Bütün insanlar doğuşlarından itibaren şirktedirler. Bu şirk, o kişinin Allah’a ulaşmayı dilediği güne kadar ne yazık ki devam eder ve şimdi eğer Diyanet İşleri Teşkilatı bu hakikati bilmiyorsa ve Allah’a ulaşmayı dilemiyorsa ki bilmediklerini çok iyi biliyoruz, siz de Allah’a ulaşmayı dilemediyseniz o zaman siz de şirktesiniz. Bunu size hakaret olsun diye söylemiyoruz. Bu bir uyarıdır. Lütfen Kur’ân’ı inceleyin. O ihtarları niye gönderdiğimizi zannediyorsunuz? Size hakaret etmek için mi? Allah’ın bir sevgilisi bunu yapar mı? İnsanlara hakaret eder mi? Biz size durumunuzu bildiriyoruz. Bilmediğiniz bir Kur’ân’ın ilmi bize geldi. Siz bundan hatalı değilsiniz. Çünkü size Kur’ân öğretilmedi. İster İmam Hatip Lisesi mezunu olun ister İlahiyat Fakültesi mezunu olun ama bunu kesin olarak biliyoruz ki; size Kur’ân’ın lafzı ve ruhu öğretilmedi. Onun için bunları bilmiyorsunuz ve heyecanınızı ben mazur görüyorum. Ama sözümü lütfen hakaret olarak kabul etmeyin.

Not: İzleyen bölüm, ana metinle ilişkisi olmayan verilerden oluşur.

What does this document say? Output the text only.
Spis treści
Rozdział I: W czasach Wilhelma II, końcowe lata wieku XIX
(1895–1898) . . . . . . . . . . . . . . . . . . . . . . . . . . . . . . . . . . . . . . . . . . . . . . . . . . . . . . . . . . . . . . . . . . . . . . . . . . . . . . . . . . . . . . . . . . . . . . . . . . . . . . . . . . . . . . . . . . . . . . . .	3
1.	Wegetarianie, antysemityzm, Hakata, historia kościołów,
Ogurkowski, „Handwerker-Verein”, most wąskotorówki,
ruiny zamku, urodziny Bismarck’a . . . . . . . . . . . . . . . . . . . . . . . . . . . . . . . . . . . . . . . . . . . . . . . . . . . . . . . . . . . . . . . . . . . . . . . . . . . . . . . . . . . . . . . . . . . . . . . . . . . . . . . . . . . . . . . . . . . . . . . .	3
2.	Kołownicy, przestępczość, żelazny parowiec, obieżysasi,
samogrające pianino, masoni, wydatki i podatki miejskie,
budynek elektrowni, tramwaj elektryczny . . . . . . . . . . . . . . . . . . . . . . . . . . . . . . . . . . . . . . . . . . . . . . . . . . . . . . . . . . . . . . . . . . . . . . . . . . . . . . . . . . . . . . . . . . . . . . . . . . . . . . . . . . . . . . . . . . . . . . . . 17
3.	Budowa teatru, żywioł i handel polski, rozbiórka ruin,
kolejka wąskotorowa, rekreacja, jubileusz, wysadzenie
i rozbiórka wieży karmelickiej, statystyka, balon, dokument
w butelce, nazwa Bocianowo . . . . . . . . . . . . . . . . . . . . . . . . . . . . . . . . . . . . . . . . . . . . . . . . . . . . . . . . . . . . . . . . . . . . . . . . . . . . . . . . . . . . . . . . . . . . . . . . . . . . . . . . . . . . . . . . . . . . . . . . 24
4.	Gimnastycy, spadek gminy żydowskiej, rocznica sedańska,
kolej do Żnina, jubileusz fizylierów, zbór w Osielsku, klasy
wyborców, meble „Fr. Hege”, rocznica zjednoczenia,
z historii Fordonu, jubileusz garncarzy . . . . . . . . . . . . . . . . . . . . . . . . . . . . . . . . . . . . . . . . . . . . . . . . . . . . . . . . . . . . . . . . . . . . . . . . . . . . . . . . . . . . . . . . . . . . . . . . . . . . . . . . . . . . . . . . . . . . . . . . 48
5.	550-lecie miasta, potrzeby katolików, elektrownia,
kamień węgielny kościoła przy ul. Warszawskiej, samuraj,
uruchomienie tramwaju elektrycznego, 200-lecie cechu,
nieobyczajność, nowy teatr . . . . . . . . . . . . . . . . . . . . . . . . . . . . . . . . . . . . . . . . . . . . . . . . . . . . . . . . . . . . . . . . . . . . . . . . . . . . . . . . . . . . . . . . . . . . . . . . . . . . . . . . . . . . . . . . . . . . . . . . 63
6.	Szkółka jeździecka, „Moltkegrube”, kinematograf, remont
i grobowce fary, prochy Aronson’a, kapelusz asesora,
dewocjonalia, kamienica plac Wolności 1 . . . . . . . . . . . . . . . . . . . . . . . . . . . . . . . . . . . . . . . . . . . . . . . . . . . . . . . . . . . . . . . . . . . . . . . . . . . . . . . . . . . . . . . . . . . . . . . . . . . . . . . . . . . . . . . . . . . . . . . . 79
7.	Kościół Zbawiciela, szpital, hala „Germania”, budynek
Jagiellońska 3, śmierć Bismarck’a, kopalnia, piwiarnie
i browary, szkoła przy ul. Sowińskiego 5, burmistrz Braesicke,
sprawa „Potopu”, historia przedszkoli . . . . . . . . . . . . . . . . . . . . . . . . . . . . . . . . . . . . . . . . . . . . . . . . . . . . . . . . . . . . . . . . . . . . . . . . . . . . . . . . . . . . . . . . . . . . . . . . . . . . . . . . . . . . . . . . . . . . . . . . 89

Bu salonda, bu toplumda bir kez daha tekrar ediyorum ki; kim Allah’a ruhunu ölmeden evvel ulaştırmayı dilemezse, o kişi şirktedir sevgili kardeşim. Lütfen not al ve aç Kur’ân’ı bak. Göreceksin ki; Allah’a ulaşmayı dilemeyen herkesin şirkte olduğunu söylüyor Allahû Tealâ. Sizler dîn öğreticisisiniz ve bunları bilmiyorsunuz. Sadece şirkte de değil, "Allah’a ulaşmayı dilemek" diye bir kavramın olduğunu bilmiyorsunuz herşeyden evvel. Bunları size öğretmeyi ne kadar isterdik. Biliyor musunuz Diyanet İşleri Başkanlığı Yazıcıoğlu’nda iken 3 saat süreli onunla çok güzel bir konuşmamız olmuştu ve ona Kur’ân’daki İslâm’ı anlatmıştık. Sizlere konferansta anlattığımız İslâm’ı anlatmıştık ve neticede bize demişti ki: "Ben Kelâmcıyım. Aslında sizin bütün söylediklerinize itiraz etmem lâzım. Ama siz bana Kur’ân’ı anlattınız. Bu benim için bir ziyafetti." Buyurdular ve onunla bir karara varmıştık. Diyanet İşleri Teşkilatı’na, il müftülerine daha kısa süreli, kaza müftülerine daha uzun süreli (birisi bir ay, birisi iki aydı zannediyorum) bir seminer vermeyi planlamıştık. Ama bizi sevmeyen Dîn İşleri Yüksek Kurulu üyeleri bu konuya karşı çıkmışlar ve neticede bizim dîn öğretimi vermemiz engellendi. Eğer engellenmeseydi, şu anda siz bize bunu söylemeyecektiniz. Çünkü Allah’a ulaşmayı dilemiş olacaktınız ve Allah’ın sevgililerinden birisi olacaktınız.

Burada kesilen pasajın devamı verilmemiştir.